Table 1. Demographics and experimental results of the stroke patients and healthy control subjects.
Control subjects (n = 37 ) | Stroke patients (n = 46 ) | |
---|---|---|
Age (years) | 67.97 ± 10.78 | 70.04 ± 8.35 |
Gender (male/female) | 21/16 | 29/17 |
Stroke classification (ischemic/hemorrhagic) | - | 35/11 |
Hemiparesis (right/left) | - | 23/23 |
Time since stroke onset (days) | - | 37.35 ± 37.24 |
NIHSS (score) | - | 2.18 ± 1.86 |
FMA-LL (score) | - | 30.20 ± 3.97 |
FIM (score) | - | 116.09 ± 9.61 |
Static standing (cm) | ||
Eyes open | 99.73 ± 32.82 (60.55–227.39) | 100.63 ± 41.66 (28.45–206.65) |
Eyes closed | 134.70 ± 52.88 (65.84–342.88) | 139.23 ± 64.20 (29.61–337.23) |
Standing during active head rotation (cm) | ||
Eyes open | 132.65 ± 49.81 (66.62–281.10) | 165.79 ± 82.36 (50.48–439.61)* |
Eyes closed | 182.16 ± 100.11 (35.16–592.90) | 230.62 ± 104.01 (67.73–502.49)* |
Mean ± SD (range); * p < 0.05. NIHSS = National Institutes of Health Scale; FMA-LL = Fugl-Meyer assessment for the lower limbs; FIM = Functional Independence Measure
DISCUSSION
In the present study, significant postural instability was observed in the stroke patients during standing with active head rotation as compared with age-matched healthy subjects in both the eye-open and eye-closed conditions. Previous research has suggested that the sensory system for postural control stabilizes the visual, vestibular, and somatosensory information to achieve consistency7). In those with sensory deficits, rapid head movements may cause retinal slip and degradation of visual acuity5). During these movements, the sensory strategy allows for compensation of visual function via vestibular and somatosensory information. In particular, the vestibular sensory regions experience increased activation due to head motion8), which contributes to postural stability. A previous study has shown that vestibular function is involved in maintaining postural stability during head rotation9), and the methods of the present study could have activated vestibular sensory function. However, many patients with hemiplegia cannot adequately reduce their weight to utilize vestibular information and rely on visual input. Thus, the vestibular senses of stroke patients are decreased as compared with those of healthy subjects, which can affect their postural stability during standing with head motion in both the eye-open and eye-closed conditions. Stroke damages a part of the neural network of the affected hemisphere and consequently can impact not only motor function but also the vestibular and somatosensory senses. Extensive anatomical connections are present between the cerebral cortex and the vestibular system. Of interest, in a functional magnetic resonance imaging study of the multisensory cortical signal changes occurring during vestibular galvanic stimulation, the frontal cortex, parietal cortex, thalamus, putamen, and parieto-insular vestibular cortex were found to be active10). In the present study, many stroke patients showed impairment of these cerebral regions, which might have been related to the reduced ability for postural control.

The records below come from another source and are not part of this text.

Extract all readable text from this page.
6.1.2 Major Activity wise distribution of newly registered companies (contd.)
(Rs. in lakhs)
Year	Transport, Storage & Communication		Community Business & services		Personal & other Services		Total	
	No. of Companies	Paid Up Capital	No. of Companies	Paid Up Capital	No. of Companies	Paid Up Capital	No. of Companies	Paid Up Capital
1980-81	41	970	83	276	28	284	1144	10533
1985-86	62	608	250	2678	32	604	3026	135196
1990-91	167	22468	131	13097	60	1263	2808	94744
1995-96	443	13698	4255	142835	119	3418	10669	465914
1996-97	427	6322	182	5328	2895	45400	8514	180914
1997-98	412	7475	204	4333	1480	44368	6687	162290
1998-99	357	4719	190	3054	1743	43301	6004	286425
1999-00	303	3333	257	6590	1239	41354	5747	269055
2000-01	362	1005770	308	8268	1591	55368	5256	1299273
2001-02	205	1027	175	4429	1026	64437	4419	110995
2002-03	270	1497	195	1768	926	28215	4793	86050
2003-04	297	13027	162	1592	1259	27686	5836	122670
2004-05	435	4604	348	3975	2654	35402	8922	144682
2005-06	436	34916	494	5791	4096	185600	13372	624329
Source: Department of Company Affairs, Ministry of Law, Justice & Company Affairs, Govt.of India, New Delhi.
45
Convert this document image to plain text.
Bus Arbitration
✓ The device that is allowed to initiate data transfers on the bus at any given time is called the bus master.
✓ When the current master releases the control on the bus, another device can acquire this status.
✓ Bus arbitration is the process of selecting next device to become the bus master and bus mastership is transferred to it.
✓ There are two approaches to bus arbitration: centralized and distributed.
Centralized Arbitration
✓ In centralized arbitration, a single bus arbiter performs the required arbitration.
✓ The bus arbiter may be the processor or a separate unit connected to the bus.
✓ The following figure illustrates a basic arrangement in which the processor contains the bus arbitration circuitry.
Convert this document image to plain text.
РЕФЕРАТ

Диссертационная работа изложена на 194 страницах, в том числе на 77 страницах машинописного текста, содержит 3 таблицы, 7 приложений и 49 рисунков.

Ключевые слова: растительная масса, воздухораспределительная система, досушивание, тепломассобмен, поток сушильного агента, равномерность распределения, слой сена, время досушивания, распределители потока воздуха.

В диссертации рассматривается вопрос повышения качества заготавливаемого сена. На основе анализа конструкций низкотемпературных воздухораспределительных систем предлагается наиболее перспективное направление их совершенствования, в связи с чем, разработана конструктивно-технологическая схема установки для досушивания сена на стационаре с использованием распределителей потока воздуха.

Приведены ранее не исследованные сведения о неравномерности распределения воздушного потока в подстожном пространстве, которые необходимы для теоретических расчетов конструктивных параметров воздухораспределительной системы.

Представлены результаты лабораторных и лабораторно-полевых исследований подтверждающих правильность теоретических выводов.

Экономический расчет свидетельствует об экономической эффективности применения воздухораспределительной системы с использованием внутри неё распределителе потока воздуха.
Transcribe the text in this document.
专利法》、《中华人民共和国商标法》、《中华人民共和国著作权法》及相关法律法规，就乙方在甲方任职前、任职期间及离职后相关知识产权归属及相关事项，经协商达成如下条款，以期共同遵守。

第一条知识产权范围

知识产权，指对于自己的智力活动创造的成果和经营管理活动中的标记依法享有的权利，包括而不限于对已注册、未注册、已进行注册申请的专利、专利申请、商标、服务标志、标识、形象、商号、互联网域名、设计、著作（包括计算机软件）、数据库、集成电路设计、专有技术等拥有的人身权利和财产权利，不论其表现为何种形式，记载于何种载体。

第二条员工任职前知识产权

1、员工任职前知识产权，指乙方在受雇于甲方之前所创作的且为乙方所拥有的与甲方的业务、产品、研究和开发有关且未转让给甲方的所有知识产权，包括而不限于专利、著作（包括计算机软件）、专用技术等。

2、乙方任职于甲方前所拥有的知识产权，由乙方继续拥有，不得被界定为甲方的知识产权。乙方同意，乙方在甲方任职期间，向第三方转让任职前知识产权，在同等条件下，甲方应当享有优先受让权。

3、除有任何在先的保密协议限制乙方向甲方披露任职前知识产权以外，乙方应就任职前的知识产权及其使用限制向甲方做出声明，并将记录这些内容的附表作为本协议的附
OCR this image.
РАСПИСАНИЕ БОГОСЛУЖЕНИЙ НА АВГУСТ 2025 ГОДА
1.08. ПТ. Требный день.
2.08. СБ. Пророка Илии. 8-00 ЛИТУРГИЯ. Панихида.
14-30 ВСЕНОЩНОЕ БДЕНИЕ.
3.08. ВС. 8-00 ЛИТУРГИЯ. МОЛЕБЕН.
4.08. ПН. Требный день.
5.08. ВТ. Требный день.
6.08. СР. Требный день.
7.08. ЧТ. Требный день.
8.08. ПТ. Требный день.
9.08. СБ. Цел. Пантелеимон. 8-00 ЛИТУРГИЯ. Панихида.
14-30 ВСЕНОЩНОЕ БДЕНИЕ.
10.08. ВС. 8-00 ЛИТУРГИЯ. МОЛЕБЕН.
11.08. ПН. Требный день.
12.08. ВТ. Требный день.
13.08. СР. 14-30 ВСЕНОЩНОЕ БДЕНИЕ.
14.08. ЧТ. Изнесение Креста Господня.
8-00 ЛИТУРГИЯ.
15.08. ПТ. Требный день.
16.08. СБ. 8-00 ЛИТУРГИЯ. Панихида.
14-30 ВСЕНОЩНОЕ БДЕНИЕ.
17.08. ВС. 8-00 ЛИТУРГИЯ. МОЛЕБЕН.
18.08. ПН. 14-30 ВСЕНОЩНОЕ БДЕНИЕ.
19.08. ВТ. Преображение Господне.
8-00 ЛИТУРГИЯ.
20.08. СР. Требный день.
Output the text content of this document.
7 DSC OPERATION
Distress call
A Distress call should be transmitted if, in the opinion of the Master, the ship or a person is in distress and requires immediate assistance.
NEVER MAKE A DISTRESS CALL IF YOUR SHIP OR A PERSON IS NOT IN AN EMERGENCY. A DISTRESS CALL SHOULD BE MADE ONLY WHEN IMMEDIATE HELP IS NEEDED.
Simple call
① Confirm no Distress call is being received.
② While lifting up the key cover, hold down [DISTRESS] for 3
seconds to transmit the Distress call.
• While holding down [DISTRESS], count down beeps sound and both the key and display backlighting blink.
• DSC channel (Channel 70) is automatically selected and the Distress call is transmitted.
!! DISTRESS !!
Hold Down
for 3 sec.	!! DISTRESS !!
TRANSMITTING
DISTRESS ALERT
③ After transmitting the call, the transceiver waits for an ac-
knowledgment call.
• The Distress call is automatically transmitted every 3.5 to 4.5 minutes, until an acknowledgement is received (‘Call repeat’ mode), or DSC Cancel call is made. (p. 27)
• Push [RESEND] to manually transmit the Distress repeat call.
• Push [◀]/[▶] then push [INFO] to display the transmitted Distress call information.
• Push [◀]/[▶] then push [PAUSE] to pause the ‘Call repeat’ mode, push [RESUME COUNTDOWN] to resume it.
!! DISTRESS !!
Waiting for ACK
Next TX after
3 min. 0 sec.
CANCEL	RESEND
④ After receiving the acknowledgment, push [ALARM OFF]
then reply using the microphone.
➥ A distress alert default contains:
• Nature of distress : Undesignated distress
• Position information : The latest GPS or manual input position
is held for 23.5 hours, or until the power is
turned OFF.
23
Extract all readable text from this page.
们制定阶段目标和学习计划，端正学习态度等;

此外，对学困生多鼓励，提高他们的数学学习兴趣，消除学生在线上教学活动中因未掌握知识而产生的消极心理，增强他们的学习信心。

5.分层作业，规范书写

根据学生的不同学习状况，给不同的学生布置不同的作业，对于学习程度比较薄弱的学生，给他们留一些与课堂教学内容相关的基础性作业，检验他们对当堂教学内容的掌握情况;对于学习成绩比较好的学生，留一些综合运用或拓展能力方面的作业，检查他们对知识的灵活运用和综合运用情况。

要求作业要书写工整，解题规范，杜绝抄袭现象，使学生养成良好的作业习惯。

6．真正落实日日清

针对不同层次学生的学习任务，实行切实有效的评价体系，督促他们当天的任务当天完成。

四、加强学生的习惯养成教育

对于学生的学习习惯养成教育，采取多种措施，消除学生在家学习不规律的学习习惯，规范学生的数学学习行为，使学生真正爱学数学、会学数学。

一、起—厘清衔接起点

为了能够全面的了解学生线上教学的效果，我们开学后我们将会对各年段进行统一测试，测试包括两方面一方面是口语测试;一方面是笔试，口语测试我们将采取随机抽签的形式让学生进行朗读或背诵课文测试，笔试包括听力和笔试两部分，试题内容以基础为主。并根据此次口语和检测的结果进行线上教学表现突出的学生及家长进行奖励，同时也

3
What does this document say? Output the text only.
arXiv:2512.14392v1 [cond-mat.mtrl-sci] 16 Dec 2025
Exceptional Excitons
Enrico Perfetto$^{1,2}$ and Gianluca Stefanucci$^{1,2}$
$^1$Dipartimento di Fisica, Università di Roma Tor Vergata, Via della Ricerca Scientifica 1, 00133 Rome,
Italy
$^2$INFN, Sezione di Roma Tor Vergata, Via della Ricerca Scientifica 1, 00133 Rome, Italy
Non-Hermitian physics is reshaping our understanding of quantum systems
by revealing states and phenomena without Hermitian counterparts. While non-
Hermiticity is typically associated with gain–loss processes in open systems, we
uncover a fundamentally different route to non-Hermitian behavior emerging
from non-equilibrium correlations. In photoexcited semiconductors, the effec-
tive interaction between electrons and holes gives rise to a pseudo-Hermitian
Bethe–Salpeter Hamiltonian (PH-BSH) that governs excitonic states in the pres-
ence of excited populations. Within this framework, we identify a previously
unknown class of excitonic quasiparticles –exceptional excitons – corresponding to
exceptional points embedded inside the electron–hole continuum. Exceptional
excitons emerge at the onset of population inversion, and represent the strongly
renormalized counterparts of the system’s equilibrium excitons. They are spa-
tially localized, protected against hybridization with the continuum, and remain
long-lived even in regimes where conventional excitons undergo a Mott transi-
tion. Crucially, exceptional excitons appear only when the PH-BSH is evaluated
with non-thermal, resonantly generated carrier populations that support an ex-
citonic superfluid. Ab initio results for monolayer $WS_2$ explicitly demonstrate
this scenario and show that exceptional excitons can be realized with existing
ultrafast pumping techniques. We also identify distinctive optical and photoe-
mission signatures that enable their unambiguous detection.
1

This study had several limitations. It was difficult to conclude whether the area of the injured brain affected the postural stability of the patients. Furthermore, in the evaluation of postural control, visual acuity was not evaluated. In future studies, the cerebral activation during head rotation should be considered, and the effect of visual acuity should be assessed using a dynamic visual acuity test.